Dennis Rogers, owner of Alaska Sea Adventures, was on a charter trip with eight guests, cruising along Kuiu and Kupreanof islands west of Petersburg. He said they spotted three orcas, including the white one, along Kupreanof Island on August 7.
“It sure made spotting him easy. When they went down underwater, usually they disappear and typically are very hard to follow. But having a white one under the water, you could see him an easy ten feet below the surface, this big white shape moving along there.”
His boat, the Northern Song, was able to stay with the whales. Stephanie Hayes is first mate and a doctoral candidate at the University of Alaska Fairbanks. She got some good photographs for identification.
“I saw kind of a glow under the water and I’m thinking, wow that’s an awfully white killer whale, that’s doing something funny,” Hayes said. “And no, it was just genuinely the white killer whale. And it popped up and you could hear an audible gasp from everybody on the bow, going oh my gosh what are we seeing here. It was really incredible.”
This orca was born in 2018. Researchers assigned it catalog number 46B1B based on its lineage. But it’s nickname is more poetic. It’s called Tl’uk, a Coast Salish word for “moon.” Tl’uk is a greyish moon color, without the typical black and white pattern. It also has some intricate markings visible near its dorsal fin, which help to identify it.

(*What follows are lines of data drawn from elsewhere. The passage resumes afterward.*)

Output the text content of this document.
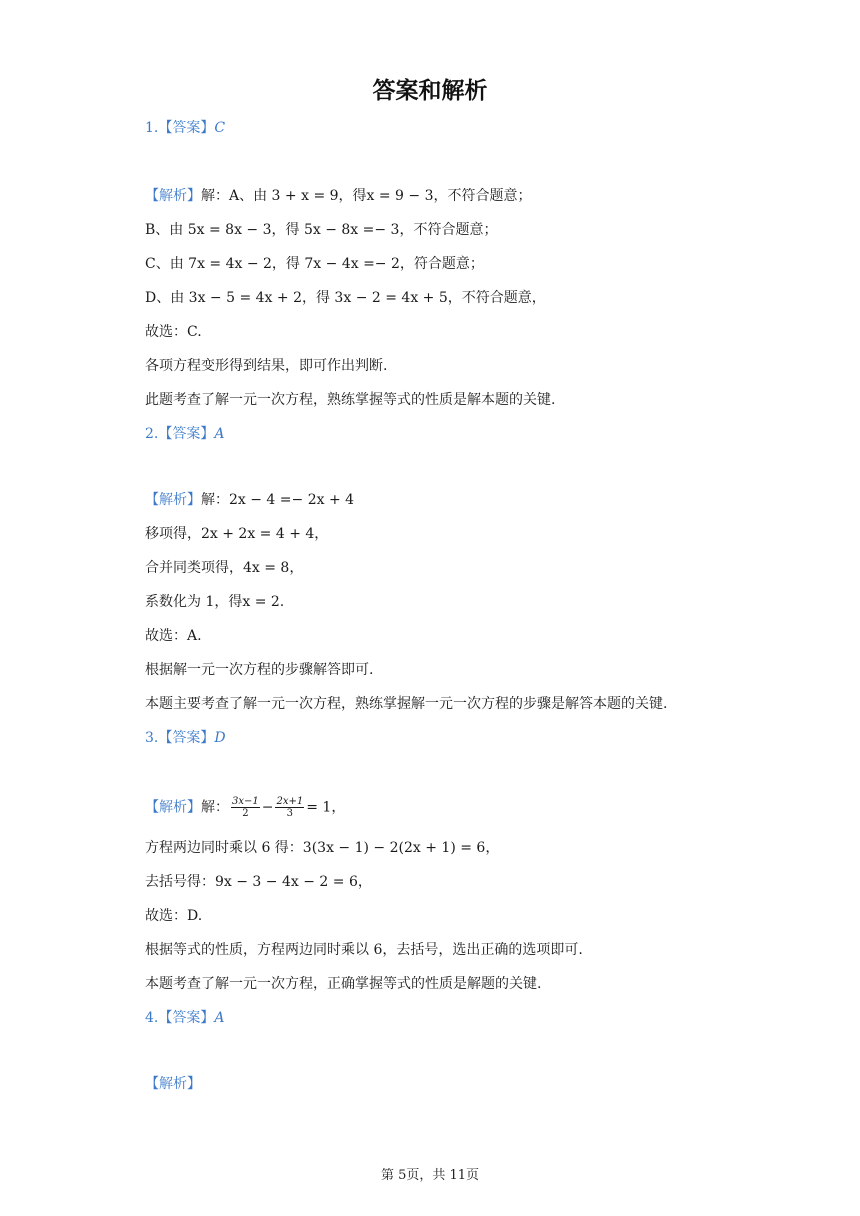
答案和解析
1.【答案】C
【解析】解：A、由 3 + x = 9，得x = 9 − 3，不符合题意；
B、由 5x = 8x − 3，得 5x − 8x =− 3，不符合题意；
C、由 7x = 4x − 2，得 7x − 4x =− 2，符合题意；
D、由 3x − 5 = 4x + 2，得 3x − 2 = 4x + 5，不符合题意，
故选：C.
各项方程变形得到结果，即可作出判断.
此题考查了解一元一次方程，熟练掌握等式的性质是解本题的关键.
2.【答案】A
【解析】解：2x − 4 =− 2x + 4
移项得，2x + 2x = 4 + 4，
合并同类项得，4x = 8，
系数化为 1，得x = 2.
故选：A.
根据解一元一次方程的步骤解答即可.
本题主要考查了解一元一次方程，熟练掌握解一元一次方程的步骤是解答本题的关键.
3.【答案】D
【解析】解： $\frac{3x-1}{2} - \frac{2x+1}{3} = 1$，
方程两边同时乘以 6 得：3(3x − 1) − 2(2x + 1) = 6，
去括号得：9x − 3 − 4x − 2 = 6，
故选：D.
根据等式的性质，方程两边同时乘以 6，去括号，选出正确的选项即可.
本题考查了解一元一次方程，正确掌握等式的性质是解题的关键.
4.【答案】A
【解析】
第 5页，共 11页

Scientists call animals like this “leucistic,” which is a different inherited condition from albinism.
Jared Towers, a killer whale researcher with Fisheries and Oceans Canada said Tl’uk “is not quite pure white and it doesn’t have the pink eyes that would indicate albinism. There’s a possibility that it has some kind of rare condition which includes partial albinism, but I think it’s probably more so a lack of pigment, which is much more common.”
Still, Towers calls this animal quite rare, with just two currently alive and five or six documented in this whale population in the last 80 years or so. Others have been documented closer to Russia.

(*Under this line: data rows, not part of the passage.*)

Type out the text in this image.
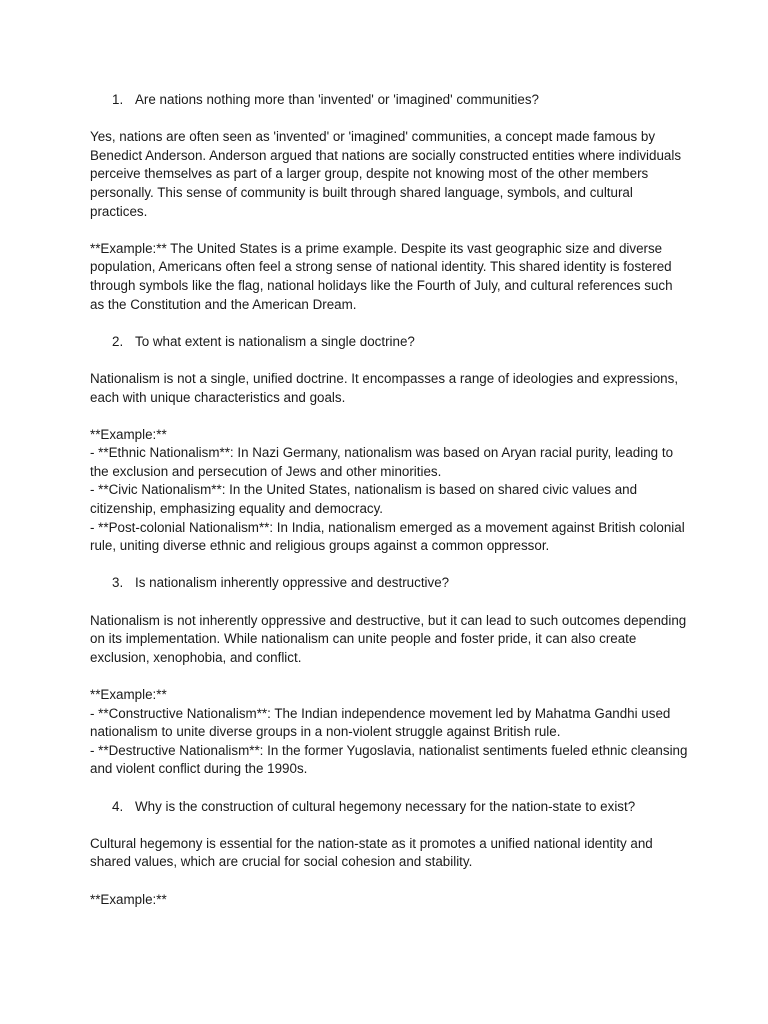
1. Are nations nothing more than 'invented' or 'imagined' communities?

Yes, nations are often seen as 'invented' or 'imagined' communities, a concept made famous by Benedict Anderson. Anderson argued that nations are socially constructed entities where individuals perceive themselves as part of a larger group, despite not knowing most of the other members personally. This sense of community is built through shared language, symbols, and cultural practices.

**Example:** The United States is a prime example. Despite its vast geographic size and diverse population, Americans often feel a strong sense of national identity. This shared identity is fostered through symbols like the flag, national holidays like the Fourth of July, and cultural references such as the Constitution and the American Dream.

2. To what extent is nationalism a single doctrine?

Nationalism is not a single, unified doctrine. It encompasses a range of ideologies and expressions, each with unique characteristics and goals.

**Example:**
- **Ethnic Nationalism**: In Nazi Germany, nationalism was based on Aryan racial purity, leading to the exclusion and persecution of Jews and other minorities.
- **Civic Nationalism**: In the United States, nationalism is based on shared civic values and citizenship, emphasizing equality and democracy.
- **Post-colonial Nationalism**: In India, nationalism emerged as a movement against British colonial rule, uniting diverse ethnic and religious groups against a common oppressor.

3. Is nationalism inherently oppressive and destructive?

Nationalism is not inherently oppressive and destructive, but it can lead to such outcomes depending on its implementation. While nationalism can unite people and foster pride, it can also create exclusion, xenophobia, and conflict.

**Example:**
- **Constructive Nationalism**: The Indian independence movement led by Mahatma Gandhi used nationalism to unite diverse groups in a non-violent struggle against British rule.
- **Destructive Nationalism**: In the former Yugoslavia, nationalist sentiments fueled ethnic cleansing and violent conflict during the 1990s.

4. Why is the construction of cultural hegemony necessary for the nation-state to exist?

Cultural hegemony is essential for the nation-state as it promotes a unified national identity and shared values, which are crucial for social cohesion and stability.

**Example:**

This whale’s mother and grandmother have ranged up and down the Pacific coast. The family is more commonly seen around Vancouver Island. Towers believes it’s the first trip for this 2-year-old into Alaska waters.
“I think it’s great that the little guy has been seen up there,” Towers said. “He seems to be healthy every time I’ve seen him, he’s looking pretty good and again, not surprising that he has shown up. The family has a long sightings history in that area, as well as BC and Puget Sound, Washington and even as far south as Oregon.”
He notes killer whales travel quickly, and it’s likely this group could be seen back near Vancouver Island in just a couple weeks.
There are multiple, distinct types of orcas, which eat different foods. Resident whales focus on fish. Rare, offshore orcas are shark eaters. But this animal belongs to the meat eaters, or Bigg’s killer whales, also called transients. They feast on porpoises, dolphins, sea lions and seals.
This pod was also observed swimming the shoreline of Mitkof Island near Petersburg. The Northern Song’s Hayes was able to get more photographs, closer to Petersburg, and observed some feeding.
“So right outside Sandy Beach the pod was making a kill, presumably on seals,” Hayes said. “And then right off of City Creek, we were able to watch the pod make what looked like another kill, another hunt in that area also.”
Sightings have continued near Petersburg, drawing photographers and whale enthusiasts to the Frederick Sound shoreline.